For more advanced topics, see the [Advanced Usage](https://www.python-httpx.org/advanced/) section, the [async support](https://www.python-httpx.org/async/) section, or the [HTTP/2](https://www.python-httpx.org/http2/) section.

The [Developer Interface](https://www.python-httpx.org/api/) provides a comprehensive API reference.

To find out about tools that integrate with HTTPX, see [Third Party Packages](https://www.python-httpx.org/third_party_packages/).

## Contribute

If you want to contribute with HTTPX check out the [Contributing Guide](https://www.python-httpx.org/contributing/) to learn how to start.

## Dependencies

The HTTPX project relies on these excellent libraries:

* `httpcore` - The underlying transport implementation for `httpx`.
  * `h11` - HTTP/1.1 support.
* `certifi` - SSL certificates.
* `idna` - Internationalized domain name support.
* `sniffio` - Async library autodetection.

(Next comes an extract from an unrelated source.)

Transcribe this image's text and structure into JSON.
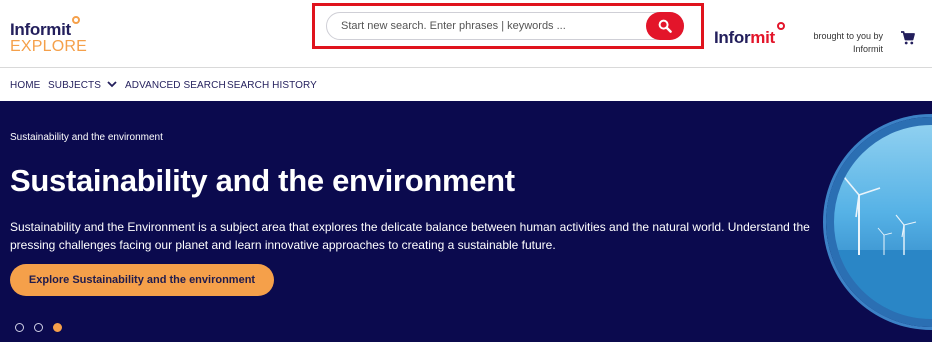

As well as these optional installs:

* `h2` - HTTP/2 support. *(Optional, with `httpx[http2]`)*
* `socksio` - SOCKS proxy support. *(Optional, with `httpx[socks]`)*
* `rich` - Rich terminal support. *(Optional, with `httpx[cli]`)*
* `click` - Command line client support. *(Optional, with `httpx[cli]`)*
* `brotli` or `brotlicffi` - Decoding for "brotli" compressed responses. *(Optional, with `httpx[brotli]`)*

A huge amount of credit is due to `requests` for the API layout that
much of this work follows, as well as to `urllib3` for plenty of design
inspiration around the lower-level networking details.